To date, $51 billion of these bonds have been issued worldwide. So far in 2014, five municipal issuers have issued them.

Nappier's office is working on this inaugural project with JPMorgan, one of the banks that drafted the green bond principles.

"Increasing the amount of capital targeted to address pressing environmental challenges such as climate change is critical," said Marilyn Ceci, the bank's managing director and head of green bonds.

Massachusetts became the first state to offer such bonds to the municipal market with its $100 million fixed-rate, new-money offering in July 2013. This September, California conducted its inaugural green bond sale and Massachusetts its second.

Additionally, the New York State Environmental Facilities Corp. in June packaged $213 million in drinking water and wastewater projects as green bonds, and one month later, the District of Columbia Water and Sewer Authority sold $350 million of green bonds.
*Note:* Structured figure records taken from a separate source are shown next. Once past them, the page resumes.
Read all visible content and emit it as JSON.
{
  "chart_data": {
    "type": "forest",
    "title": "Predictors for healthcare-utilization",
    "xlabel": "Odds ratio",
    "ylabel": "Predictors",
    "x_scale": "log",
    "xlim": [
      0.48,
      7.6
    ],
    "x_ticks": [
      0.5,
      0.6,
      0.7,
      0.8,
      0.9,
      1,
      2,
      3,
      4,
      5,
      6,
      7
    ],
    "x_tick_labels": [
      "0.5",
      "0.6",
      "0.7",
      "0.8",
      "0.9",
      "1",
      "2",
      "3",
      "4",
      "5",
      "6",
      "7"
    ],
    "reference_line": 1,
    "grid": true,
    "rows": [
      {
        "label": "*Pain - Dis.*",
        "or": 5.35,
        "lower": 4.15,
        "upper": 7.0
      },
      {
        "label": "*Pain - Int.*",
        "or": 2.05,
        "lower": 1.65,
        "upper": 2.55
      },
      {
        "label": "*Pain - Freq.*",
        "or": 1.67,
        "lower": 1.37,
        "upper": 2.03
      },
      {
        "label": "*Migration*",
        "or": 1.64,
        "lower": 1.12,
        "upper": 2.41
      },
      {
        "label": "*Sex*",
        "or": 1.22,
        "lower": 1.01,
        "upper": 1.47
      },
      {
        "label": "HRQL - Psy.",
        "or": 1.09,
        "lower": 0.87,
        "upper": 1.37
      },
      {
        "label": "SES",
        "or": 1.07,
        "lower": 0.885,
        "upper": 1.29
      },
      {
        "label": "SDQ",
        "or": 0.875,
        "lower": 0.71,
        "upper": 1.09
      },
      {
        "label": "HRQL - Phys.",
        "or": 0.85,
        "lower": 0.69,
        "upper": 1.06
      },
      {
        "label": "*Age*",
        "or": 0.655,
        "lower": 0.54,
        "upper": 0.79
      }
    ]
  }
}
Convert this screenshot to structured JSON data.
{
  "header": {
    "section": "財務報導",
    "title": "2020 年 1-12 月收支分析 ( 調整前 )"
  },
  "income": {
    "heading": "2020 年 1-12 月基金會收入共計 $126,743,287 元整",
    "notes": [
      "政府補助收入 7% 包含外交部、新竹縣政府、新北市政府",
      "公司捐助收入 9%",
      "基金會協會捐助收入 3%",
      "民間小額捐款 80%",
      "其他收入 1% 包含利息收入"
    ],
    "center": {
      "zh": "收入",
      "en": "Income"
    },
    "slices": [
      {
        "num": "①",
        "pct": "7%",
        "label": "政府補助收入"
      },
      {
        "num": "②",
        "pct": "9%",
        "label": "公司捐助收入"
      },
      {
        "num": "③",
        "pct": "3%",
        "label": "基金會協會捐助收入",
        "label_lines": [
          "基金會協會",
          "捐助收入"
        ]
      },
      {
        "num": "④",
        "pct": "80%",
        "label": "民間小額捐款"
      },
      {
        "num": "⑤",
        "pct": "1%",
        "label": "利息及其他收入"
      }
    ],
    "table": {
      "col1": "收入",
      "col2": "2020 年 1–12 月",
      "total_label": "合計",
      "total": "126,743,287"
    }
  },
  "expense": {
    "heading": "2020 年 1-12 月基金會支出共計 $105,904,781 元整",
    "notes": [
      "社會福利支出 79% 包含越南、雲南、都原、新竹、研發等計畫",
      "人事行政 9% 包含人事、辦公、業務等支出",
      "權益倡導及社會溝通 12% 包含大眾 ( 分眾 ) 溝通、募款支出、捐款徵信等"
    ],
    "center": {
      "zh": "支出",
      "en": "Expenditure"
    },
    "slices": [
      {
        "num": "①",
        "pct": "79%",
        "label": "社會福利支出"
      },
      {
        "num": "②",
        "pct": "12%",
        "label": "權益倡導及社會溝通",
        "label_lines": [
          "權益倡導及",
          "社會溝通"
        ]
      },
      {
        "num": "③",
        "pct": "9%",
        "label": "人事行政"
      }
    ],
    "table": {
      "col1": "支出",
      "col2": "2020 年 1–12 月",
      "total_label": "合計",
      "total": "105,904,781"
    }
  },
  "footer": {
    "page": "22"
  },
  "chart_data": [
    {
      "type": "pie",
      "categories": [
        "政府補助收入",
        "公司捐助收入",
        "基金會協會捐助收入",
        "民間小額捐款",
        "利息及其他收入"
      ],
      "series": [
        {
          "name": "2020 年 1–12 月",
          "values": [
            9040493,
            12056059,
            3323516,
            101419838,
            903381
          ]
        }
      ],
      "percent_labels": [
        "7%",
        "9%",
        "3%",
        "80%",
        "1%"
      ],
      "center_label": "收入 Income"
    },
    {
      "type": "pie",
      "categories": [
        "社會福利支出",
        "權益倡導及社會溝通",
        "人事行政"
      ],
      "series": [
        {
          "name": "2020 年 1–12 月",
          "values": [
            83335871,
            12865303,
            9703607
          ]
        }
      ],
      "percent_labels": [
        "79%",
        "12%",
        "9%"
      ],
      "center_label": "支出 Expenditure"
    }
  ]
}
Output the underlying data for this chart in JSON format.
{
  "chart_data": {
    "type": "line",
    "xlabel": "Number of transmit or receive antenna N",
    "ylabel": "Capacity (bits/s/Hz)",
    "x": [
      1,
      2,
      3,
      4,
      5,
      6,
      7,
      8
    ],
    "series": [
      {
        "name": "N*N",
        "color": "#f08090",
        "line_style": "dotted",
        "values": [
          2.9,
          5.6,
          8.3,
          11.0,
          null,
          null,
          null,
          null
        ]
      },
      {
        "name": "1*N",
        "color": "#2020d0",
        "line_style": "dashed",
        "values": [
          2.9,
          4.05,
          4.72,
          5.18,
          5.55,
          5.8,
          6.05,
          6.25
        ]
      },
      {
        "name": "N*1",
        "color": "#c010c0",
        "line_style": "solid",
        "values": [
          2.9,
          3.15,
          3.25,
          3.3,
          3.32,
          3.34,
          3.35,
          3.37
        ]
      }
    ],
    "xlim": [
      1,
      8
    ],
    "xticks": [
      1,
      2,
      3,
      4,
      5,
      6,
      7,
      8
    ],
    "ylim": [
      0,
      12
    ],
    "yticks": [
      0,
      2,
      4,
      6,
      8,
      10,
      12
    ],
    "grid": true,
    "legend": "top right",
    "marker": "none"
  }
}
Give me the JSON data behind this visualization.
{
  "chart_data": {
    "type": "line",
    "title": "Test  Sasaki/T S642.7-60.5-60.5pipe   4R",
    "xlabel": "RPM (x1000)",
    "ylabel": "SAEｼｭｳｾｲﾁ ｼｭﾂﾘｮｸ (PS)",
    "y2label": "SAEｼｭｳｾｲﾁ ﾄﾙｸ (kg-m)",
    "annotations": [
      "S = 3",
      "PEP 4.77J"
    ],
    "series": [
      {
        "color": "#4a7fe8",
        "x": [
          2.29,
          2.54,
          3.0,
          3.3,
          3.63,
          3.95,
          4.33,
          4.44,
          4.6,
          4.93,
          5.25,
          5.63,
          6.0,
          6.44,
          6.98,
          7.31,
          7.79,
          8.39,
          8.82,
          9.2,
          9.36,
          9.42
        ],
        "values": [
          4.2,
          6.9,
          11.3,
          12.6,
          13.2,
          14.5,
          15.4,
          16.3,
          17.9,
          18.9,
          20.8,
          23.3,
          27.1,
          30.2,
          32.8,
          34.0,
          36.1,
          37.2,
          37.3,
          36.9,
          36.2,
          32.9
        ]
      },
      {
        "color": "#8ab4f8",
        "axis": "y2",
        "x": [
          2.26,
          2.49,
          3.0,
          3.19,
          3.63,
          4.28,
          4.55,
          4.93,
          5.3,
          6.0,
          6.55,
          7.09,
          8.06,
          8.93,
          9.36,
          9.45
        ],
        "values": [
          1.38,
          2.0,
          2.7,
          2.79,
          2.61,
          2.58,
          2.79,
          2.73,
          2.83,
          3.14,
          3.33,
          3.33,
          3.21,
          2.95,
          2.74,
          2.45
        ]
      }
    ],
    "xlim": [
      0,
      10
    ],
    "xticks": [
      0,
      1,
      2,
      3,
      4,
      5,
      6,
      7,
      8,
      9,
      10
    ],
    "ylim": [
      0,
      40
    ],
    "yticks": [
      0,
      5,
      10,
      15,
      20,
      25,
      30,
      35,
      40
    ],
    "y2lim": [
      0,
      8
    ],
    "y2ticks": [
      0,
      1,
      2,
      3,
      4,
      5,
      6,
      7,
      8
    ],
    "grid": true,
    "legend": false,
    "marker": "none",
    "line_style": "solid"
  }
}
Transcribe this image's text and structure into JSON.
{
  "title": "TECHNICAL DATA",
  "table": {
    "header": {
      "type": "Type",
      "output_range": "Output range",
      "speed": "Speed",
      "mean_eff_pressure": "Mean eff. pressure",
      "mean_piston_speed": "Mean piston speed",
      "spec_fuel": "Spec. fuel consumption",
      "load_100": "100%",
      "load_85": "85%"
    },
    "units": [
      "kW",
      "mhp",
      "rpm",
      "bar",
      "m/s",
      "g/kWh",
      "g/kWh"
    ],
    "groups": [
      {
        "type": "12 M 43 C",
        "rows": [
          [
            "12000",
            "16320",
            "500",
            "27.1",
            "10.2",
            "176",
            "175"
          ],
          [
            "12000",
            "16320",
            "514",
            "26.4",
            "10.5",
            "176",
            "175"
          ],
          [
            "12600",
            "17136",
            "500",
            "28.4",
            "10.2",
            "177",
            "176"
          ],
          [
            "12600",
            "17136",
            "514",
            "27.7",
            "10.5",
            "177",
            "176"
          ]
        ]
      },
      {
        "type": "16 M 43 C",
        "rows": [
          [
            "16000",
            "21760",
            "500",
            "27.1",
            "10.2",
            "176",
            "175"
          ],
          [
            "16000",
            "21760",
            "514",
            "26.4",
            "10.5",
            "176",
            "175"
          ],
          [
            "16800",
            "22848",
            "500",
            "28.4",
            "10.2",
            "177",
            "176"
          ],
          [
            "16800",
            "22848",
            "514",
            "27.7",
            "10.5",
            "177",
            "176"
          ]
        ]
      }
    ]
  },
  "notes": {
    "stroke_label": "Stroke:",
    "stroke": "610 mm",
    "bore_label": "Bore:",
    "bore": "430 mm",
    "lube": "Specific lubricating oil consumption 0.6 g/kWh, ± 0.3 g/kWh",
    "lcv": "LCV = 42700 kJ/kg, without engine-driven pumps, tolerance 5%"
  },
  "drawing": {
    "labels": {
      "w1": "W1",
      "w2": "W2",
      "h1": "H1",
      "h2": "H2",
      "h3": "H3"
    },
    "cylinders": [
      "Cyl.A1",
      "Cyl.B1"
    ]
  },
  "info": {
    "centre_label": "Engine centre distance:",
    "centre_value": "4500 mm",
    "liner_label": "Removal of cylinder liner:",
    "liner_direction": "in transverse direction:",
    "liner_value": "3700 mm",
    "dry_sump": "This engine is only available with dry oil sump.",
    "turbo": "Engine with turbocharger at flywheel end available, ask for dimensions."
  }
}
In New York City, Mayor Bill de Blasio and Comptroller Scott Stringer have each proposed environmentally themed financings.

De Blasio last month called for 24 solar power installations at city schools, with the city to fund all but $5 million of the $28 million cost. Stringer called for mainstreaming green bonds into GO offerings as part of the city's next major capital plan, in early 2015. According to Stringer, this would involve collaboration with the Mayor's Office of Management and Budget and other city agencies.

Nappier, a four-term state treasurer and former treasurer of Hartford, was a convener of the first investor summit on climate risk, held at the United Nations in New York. More recently, her office helped draft legislation to establish Connecticut's Green Bank, a quasi-public state agency to modernize Connecticut's energy strategies.